Wenn Einkommen von 11.000 Euro steuerfrei sind, dann stellen sich Betroffene die Frage: Muss ich mit meinem unter der Armutsgrenze liegenden Einkommen in Österreich auch noch Kirchenbeitrag zahlen? Die Antwort lautet kurz: Leider Ja. Der Kirchenbeitrag kann mindestens 32 Euro, aber durchaus 100 Euro und mehr betragen. Dazu kommt, dass etwa 300.000 Selbständigen beziehungsweise Ein-Personen-Unternehmen ein mehr als vierfacher Mindestkirchenbeitrag - nämlich 131 Euro - abverlangt wird. Etwa 2,7 Millionen Menschen zahlen in Österreich keine Steuern, sie verdienen weniger als 11.000 Euro im Jahr. In Deutschland wären sie von der Kirchensteuer befreit. Durch Teuerung, Inflation und Energiekosten sind Personen mit solchen Einkommen besonders betroffen und kämpfen mit finanziellen Schwierigkeiten im Alltag. Ihre Armut durch den Kirchenbeitrag zu steigern, könnte längst ein Veto der Regierung zu den vorgelegten Kirchenbeitragsordnungen beenden. Das Kirchenbeitragsaufkommen ist übrigens von 2020 auf 2021 von 484 auf 499 Millionen Euro über der Inflationsrate gestiegen, was in den fünf Jahren davor schon der Fall war. Das war vielleicht der Hauptgrund, warum sich Kardinal Christoph Schönborn, in der ORF-"Pressestunde" im März 2020 zum Kirchenbeitrag befragt, mit "Gott sei Dank, haben wir ein anderes System als Deutschland" gewollt oder nicht beim seinerzeitigen NS-Gesetzgeber bedankte.
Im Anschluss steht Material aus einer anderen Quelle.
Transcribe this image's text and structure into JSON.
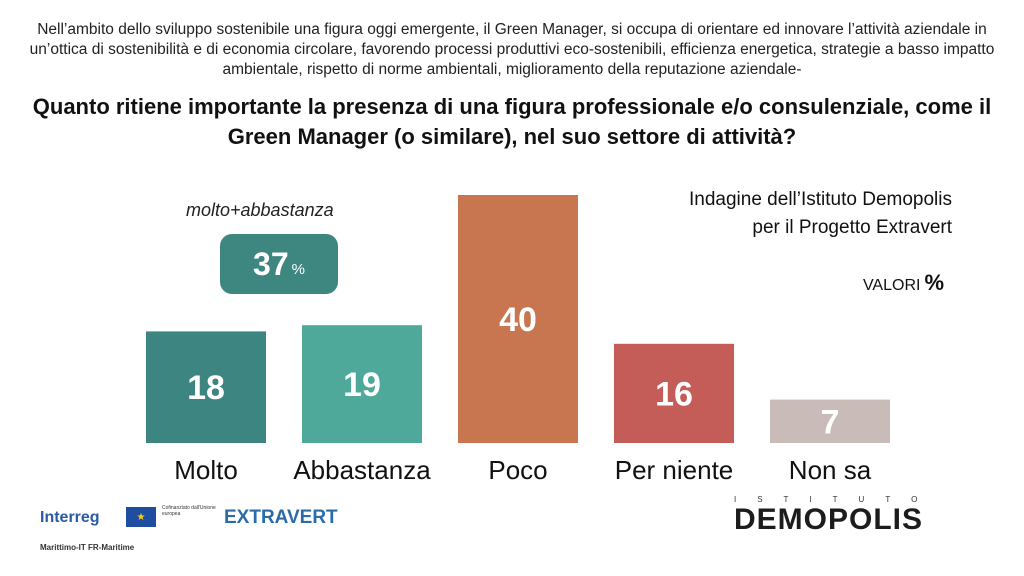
{
  "intro_text": "Nell’ambito dello sviluppo sostenibile una figura oggi emergente, il Green Manager, si occupa di orientare ed innovare l’attività aziendale in un’ottica di sostenibilità e di economia circolare, favorendo processi produttivi eco-sostenibili, efficienza energetica, strategie a basso impatto ambientale, rispetto di norme ambientali, miglioramento della reputazione aziendale-",
  "question": "Quanto ritiene importante la presenza di una figura professionale e/o consulenziale, come il Green Manager (o similare), nel suo settore di attività?",
  "source_line1": "Indagine dell’Istituto Demopolis",
  "source_line2": "per il Progetto Extravert",
  "valori_label": "VALORI",
  "valori_pct": "%",
  "summary": {
    "label": "molto+abbastanza",
    "value": "37",
    "unit": "%",
    "color": "#3e8680"
  },
  "chart_data": {
    "type": "bar",
    "categories": [
      "Molto",
      "Abbastanza",
      "Poco",
      "Per niente",
      "Non sa"
    ],
    "values": [
      18,
      19,
      40,
      16,
      7
    ],
    "colors": [
      "#3d8580",
      "#4ea99b",
      "#c77650",
      "#c45c57",
      "#c9bcb8"
    ],
    "value_unit": "%"
  },
  "logos": {
    "interreg": "Interreg",
    "interreg_sub": "Marittimo-IT FR-Maritime",
    "eu_text": "Cofinanziato dall'Unione europea",
    "extravert": "EXTRAVERT",
    "demopolis_top": "ISTITUTO",
    "demopolis": "DEMOPOLIS"
  }
}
Das Kirchenbeitragsgesetz aus der NS-Zeit, das in allen vom Regime annektierten Ländern bis 1945 galt, besteht heute nur noch in Österreich. Adolf Hitler hatte für getaufte Christen eine Steuer eingeführt, um einen "vernichtenden Schlag gegen die Kirchenorganisation" zu führen, so lautete damals die Absicht. Wenn NS-Wiederbetätigung in Österreich heute gesetzlich verboten ist, sollte auch das NS-Kirchenbeitragsgesetz einer Prüfung unterzogen werden. Wegzuschauen oder ein Auge zuzudrücken, untergräbt die Glaubwürdigkeit solcher Gesetze.

Die auf dem NS-Gesetz aufbauenden Kirchenbeitragsordnungen sind doppelgleisig angelegt: Erstens wird nach dem Vereinsdenken von Getauften ein Mindestkirchenbeitrag abgefordert, zweitens wird eine Besteuerung durch Schätzung des Einkommens durchgeführt. Zur Vorlage von Einkommensnachweisen gibt es keine staatliche Verpflichtung. In nicht wenigen Fällen wird auch geklagt oder gepfändet. Wie das Inkasso von Armen mit dem sozialen Gewissen der Bischöfe in Einklang zu bringen ist, dazu schweigen bekannte Hilfsorganisationen. Solidarität von Armen zu verlangen, ist wohl frivol.

Als Alternative zum Kirchenbeitrag würde die demokratische Steuerwidmung wie in Italien, Spanien, Slowenien und Ungarn für anerkannte Kirchen die Austritte rapide senken, weil das von den Bischöfen 1998 erkannte Motiv für zwei Drittel der Austritte - nämlich der Kirchenbeitrag - wegfiele. Die Kosten für eine Steuerwidmung wären mit etwa einem halben Prozent der bisherigen Ausgaben für Corona-, Teue-
rung- und Energiehilfen marginal. Dafür würden die Strukturreform 2,7 Millionen Arme sehr spüren. Da etwa in Italien ein kleiner Teil des Steueraufkommens demokratisch zur Wahl für den Staat oder eine Kirche steht, wurde das als Trennung von Kirchen und Staat begründet. Die Steuern kommen ohnehin von den Bürgern, sie erhalten eine demokratische Mitwirkung über den Teil ihrer Leistung.